Mamakay becomes pregnant with Adrian’s child and dies giving birth. Kai confesses his love for Mamakay, finally agreeing to try the “talking cure” advocated by Adrian to relieve his psychological suffering. Using a technique of psychoanalysis, Adrian accesses Kai’s tormenting memory of being abducted when rebels invaded the hospital, watching them rape and kill a nurse, being raped himself and then thrown from a bridge and left for dead. That Kai crosses this bridge at the end of the novel and decides not to leave for the U.S., suggests he has healed to some degree.
Adrian returns to London and his failed marriage, leaving his newborn daughter with Kai. Kai visits Agnes’s village and pieces together her story from whispering neighbors: Agnes’s daughter unwittingly married the rebel who killed Agnes’s husband. Intolerable as it is, Agnes cannot tell her daughter.
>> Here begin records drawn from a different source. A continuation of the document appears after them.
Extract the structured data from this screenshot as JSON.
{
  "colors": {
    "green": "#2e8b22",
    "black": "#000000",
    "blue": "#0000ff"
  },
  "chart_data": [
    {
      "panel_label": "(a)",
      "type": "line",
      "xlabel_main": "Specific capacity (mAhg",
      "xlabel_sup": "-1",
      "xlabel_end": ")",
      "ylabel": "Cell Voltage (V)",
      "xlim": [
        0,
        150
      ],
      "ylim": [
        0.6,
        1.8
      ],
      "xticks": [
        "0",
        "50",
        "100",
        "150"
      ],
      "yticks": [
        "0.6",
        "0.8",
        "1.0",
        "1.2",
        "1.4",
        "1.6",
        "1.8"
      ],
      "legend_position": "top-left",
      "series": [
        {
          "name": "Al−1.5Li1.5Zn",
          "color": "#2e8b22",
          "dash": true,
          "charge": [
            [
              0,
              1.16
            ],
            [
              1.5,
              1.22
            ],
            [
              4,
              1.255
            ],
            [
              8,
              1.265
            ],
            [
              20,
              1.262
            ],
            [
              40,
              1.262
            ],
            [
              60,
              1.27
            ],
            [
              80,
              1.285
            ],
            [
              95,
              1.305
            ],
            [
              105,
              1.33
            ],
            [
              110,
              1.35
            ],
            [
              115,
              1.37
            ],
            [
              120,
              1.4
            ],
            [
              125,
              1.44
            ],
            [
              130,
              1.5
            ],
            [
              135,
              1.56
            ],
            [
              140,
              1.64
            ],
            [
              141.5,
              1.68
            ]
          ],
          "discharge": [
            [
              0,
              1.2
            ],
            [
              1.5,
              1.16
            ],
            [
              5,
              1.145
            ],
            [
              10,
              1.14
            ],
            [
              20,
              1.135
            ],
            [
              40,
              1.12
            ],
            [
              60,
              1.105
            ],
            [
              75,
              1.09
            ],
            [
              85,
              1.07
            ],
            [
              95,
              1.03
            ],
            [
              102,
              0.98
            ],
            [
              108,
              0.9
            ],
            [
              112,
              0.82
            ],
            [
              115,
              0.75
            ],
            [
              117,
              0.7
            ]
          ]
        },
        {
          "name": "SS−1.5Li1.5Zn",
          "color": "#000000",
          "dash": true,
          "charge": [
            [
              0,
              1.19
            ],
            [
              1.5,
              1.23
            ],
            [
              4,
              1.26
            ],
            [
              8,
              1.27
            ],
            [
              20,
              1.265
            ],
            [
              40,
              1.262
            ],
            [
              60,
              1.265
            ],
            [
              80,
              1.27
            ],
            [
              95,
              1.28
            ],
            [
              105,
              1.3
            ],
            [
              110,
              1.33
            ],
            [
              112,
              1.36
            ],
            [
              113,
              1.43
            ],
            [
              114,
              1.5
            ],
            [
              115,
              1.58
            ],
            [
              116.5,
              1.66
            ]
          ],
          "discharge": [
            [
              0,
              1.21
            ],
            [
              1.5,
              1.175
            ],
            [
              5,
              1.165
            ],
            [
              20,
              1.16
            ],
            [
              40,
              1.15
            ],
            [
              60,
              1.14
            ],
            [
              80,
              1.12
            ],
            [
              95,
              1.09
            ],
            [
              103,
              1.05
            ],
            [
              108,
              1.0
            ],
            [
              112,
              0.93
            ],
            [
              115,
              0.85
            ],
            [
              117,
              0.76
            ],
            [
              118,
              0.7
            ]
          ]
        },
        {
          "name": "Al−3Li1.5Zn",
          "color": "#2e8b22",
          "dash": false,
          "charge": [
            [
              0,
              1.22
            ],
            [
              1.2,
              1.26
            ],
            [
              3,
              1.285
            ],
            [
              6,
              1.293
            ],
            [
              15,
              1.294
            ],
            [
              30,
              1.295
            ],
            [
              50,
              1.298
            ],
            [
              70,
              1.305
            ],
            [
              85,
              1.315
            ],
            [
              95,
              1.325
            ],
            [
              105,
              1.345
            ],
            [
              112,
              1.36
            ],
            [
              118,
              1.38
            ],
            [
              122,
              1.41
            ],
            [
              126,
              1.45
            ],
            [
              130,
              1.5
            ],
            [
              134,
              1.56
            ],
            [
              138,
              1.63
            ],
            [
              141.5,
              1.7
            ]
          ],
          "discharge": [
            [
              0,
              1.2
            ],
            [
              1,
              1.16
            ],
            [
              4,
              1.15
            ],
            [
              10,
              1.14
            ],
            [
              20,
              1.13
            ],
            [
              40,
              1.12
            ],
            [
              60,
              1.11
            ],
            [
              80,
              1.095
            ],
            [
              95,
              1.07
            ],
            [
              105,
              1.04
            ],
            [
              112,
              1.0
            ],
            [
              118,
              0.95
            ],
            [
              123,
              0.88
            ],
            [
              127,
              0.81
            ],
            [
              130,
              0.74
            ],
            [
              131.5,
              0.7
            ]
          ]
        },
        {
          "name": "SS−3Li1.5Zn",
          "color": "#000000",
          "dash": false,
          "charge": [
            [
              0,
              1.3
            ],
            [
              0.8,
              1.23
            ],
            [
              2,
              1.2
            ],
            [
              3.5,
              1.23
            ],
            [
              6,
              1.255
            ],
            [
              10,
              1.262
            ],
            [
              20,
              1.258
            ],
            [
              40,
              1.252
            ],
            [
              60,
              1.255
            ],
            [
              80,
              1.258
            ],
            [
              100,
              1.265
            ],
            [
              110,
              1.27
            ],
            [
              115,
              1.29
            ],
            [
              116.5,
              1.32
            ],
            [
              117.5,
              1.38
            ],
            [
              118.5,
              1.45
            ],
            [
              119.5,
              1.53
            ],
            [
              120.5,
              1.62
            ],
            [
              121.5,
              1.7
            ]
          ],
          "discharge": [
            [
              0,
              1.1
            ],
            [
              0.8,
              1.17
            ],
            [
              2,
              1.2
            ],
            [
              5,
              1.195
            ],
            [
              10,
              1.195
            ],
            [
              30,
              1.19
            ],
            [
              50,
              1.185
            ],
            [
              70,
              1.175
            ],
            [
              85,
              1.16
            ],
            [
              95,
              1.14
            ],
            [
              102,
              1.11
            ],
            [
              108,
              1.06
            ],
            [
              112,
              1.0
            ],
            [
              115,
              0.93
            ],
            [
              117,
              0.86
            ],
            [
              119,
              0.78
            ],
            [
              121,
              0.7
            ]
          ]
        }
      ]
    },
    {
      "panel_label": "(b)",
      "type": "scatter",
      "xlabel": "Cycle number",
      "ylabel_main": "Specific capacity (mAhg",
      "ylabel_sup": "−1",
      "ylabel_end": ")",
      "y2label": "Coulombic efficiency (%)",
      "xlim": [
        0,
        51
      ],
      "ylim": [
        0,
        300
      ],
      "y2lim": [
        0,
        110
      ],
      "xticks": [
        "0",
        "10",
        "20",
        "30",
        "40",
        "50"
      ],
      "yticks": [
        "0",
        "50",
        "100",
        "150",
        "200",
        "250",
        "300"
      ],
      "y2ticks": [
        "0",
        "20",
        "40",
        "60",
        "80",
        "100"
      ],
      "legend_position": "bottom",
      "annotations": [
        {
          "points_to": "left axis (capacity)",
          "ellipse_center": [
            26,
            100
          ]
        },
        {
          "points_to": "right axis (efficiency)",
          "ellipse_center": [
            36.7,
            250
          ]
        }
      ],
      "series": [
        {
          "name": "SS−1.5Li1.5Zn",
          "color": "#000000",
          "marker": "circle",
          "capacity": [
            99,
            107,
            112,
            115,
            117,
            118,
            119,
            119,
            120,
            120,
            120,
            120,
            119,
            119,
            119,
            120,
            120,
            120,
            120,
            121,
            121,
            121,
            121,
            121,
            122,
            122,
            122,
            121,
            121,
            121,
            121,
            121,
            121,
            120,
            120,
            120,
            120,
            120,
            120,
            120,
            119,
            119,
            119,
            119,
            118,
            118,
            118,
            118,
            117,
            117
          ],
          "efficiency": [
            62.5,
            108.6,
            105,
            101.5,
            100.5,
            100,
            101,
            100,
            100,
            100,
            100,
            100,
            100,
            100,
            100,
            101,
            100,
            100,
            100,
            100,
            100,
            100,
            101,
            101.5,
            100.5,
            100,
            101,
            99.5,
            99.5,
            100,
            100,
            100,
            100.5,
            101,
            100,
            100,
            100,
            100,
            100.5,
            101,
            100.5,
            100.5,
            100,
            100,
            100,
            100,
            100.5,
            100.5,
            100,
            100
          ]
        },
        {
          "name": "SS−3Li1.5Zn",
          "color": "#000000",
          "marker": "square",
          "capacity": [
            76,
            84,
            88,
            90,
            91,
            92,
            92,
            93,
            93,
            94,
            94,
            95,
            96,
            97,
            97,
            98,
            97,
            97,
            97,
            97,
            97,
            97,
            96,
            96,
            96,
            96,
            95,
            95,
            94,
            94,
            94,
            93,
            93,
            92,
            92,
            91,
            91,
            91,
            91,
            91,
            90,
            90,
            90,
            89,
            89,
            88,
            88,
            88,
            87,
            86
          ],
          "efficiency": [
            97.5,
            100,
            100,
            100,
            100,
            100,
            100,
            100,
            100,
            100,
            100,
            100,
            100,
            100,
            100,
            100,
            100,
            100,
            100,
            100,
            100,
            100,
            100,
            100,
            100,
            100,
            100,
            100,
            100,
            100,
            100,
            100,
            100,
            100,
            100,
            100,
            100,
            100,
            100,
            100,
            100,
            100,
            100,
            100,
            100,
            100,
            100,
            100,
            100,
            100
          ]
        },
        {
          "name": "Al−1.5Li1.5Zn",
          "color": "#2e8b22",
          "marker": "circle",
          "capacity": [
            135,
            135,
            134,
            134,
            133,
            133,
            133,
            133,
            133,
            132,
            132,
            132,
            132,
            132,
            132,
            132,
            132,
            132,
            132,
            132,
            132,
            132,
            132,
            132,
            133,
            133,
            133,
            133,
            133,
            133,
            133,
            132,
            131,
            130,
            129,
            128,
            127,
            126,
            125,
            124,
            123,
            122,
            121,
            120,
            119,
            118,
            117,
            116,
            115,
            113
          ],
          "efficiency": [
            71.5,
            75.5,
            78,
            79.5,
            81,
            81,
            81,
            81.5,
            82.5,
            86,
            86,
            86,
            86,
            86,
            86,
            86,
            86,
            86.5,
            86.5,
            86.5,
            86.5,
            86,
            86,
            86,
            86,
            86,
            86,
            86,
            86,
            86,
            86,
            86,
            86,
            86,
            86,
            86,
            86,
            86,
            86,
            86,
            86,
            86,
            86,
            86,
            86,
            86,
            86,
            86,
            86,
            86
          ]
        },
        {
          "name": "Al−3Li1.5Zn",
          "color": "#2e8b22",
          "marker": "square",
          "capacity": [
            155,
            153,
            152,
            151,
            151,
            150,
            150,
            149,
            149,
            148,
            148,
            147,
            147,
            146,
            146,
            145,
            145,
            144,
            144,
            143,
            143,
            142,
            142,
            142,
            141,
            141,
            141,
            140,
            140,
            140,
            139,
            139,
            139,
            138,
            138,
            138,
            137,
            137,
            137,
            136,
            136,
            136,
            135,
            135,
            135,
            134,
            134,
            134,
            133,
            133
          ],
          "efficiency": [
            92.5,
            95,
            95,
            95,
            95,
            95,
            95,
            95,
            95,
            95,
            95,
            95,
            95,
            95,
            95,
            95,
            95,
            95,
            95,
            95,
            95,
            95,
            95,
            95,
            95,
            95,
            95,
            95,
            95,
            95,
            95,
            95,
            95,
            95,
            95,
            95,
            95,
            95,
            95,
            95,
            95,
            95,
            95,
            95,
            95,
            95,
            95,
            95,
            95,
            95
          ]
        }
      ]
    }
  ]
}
Not telling, or silence, as a survival strategy for those who have endured trauma is a significant theme in Forna’s novel. It does admit exceptions, such as Kai’s case, when traditional Western narrative therapy succeeds. But those exceptions don’t mitigate the novel’s skepticism toward foreign aid efforts. On her website dedicated to fostering local initiatives in her hometown Rogbonko, Forna writes, “We think Africa has all the experts it needs – they’re the people who live there.”